Los certificados — con fecha de caducidad
Certificados energéticos de los elementos comunes, inspecciones del ascensor, revisiones eléctricas y de protección contra incendios — cada una con su propio reloj de renovación. Ninguna es difícil; todas son fáciles de olvidar. Por eso las lleva el calendario, no la memoria.
Nadie olvida a propósito.
Los plazos se pasan por la razón más humana que existe: son de todos y de nadie. Nuestra respuesta no tiene glamur y funciona — cada obligación, cada edificio, un solo calendario, revisado el día en que asumimos una comunidad.
La inspección es solo el primer paso.
A veces la inspección encuentra deficiencias que hay que corregir dentro de un plazo propio. Eso no es una crisis — es un proyecto: presupuestos comparados, la votación de la comunidad preparada, las subvenciones revisadas y la obra supervisada hasta que la inspección de comprobación le da el visto bueno. La maquinaria para eso está en la puerta de al lado.
Obras, rehabilitación y subvenciones →Contacto e información
Díganos la dirección y la antigüedad de su edificio — le respondemos con el estado de sus obligaciones. Abajo, las preguntas que nos hacen las directivas sobre inspecciones y papeleo.
Las preguntas que nos hacen las directivas
¿Necesita de verdad nuestro edificio una ITE?
Depende de la antigüedad del edificio y de las normas de su municipio — las dos cosas que comprobamos primero. Díganos la dirección y el año y le daremos una respuesta directa, con las fechas que le corresponden.
¿Qué pasa si simplemente no la hacemos?
Los plazos llevan sanción, y una inspección vencida tiende a aparecer en el peor momento — un siniestro, una venta, un expediente de subvención. Pasarla a tiempo es siempre el camino más barato.

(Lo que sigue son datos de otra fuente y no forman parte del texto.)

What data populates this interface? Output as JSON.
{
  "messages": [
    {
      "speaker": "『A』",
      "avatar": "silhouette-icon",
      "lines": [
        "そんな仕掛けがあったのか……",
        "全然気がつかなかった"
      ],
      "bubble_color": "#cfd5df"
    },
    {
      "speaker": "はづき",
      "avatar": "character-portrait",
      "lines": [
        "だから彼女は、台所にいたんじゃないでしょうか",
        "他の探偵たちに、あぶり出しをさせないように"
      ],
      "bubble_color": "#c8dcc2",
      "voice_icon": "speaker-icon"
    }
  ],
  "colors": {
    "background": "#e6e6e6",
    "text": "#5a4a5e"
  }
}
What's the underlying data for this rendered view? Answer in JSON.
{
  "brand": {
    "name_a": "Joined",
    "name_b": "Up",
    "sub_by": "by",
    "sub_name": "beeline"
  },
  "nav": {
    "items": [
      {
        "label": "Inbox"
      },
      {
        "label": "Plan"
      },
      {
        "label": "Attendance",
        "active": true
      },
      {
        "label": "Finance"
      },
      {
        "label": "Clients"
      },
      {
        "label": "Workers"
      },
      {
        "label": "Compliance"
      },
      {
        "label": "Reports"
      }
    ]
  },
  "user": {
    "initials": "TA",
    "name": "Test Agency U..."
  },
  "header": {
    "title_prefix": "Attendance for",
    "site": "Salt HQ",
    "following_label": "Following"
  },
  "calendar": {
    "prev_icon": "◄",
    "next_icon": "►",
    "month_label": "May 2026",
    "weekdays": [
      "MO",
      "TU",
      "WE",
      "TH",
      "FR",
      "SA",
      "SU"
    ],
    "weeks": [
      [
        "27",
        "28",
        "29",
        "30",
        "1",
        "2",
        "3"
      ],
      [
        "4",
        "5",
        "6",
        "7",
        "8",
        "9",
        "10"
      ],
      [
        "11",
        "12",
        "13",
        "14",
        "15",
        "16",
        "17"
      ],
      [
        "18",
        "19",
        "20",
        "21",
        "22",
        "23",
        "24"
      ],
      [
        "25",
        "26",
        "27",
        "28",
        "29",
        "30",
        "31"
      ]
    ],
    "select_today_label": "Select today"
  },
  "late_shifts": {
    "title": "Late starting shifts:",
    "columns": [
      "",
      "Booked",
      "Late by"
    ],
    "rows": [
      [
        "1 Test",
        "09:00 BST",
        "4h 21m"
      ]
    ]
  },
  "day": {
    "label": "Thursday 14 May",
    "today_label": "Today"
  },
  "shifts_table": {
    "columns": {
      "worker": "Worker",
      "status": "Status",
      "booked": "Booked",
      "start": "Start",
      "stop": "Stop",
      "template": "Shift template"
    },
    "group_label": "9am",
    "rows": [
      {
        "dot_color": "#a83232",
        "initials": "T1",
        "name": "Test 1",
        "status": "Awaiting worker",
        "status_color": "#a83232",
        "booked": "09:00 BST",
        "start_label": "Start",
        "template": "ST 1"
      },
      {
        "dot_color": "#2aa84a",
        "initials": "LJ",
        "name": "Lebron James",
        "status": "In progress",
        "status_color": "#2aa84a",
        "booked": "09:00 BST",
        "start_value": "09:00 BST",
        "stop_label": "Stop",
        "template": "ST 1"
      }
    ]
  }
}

¿Y si la inspección encuentra problemas?
Entonces los ha encontrado antes de que ellos le encontraran a usted. Las obras de reparación se gestionan como cualquier proyecto nuestro — presupuestos, una votación documentada, supervisión — con la inspección de comprobación reservada para que el expediente se cierre firmado. Vea cómo gestionamos los proyectos.
¿Qué es exactamente el libro del edificio?
El expediente del edificio: obras, garantías, certificados e historial de mantenimiento en un solo lugar. Los edificios más nuevos están obligados a llevarlo; a todos les beneficia — siniestros, ventas y subvenciones avanzan más rápido con la historia en orden.
¿Quién paga las inspecciones y los certificados?
La comunidad — y justo por eso los metemos en el presupuesto con un año de antelación. Un plazo planificado es una partida; uno descubierto, una derrama.
¿Pueden hacerse cargo de un edificio que ya va tarde?
Sí. Localizamos lo pendiente, hablamos con el ayuntamiento y programamos el camino más rápido y honesto para ponerse al día — es un rescate que conocemos bien, y empieza por saber exactamente dónde están.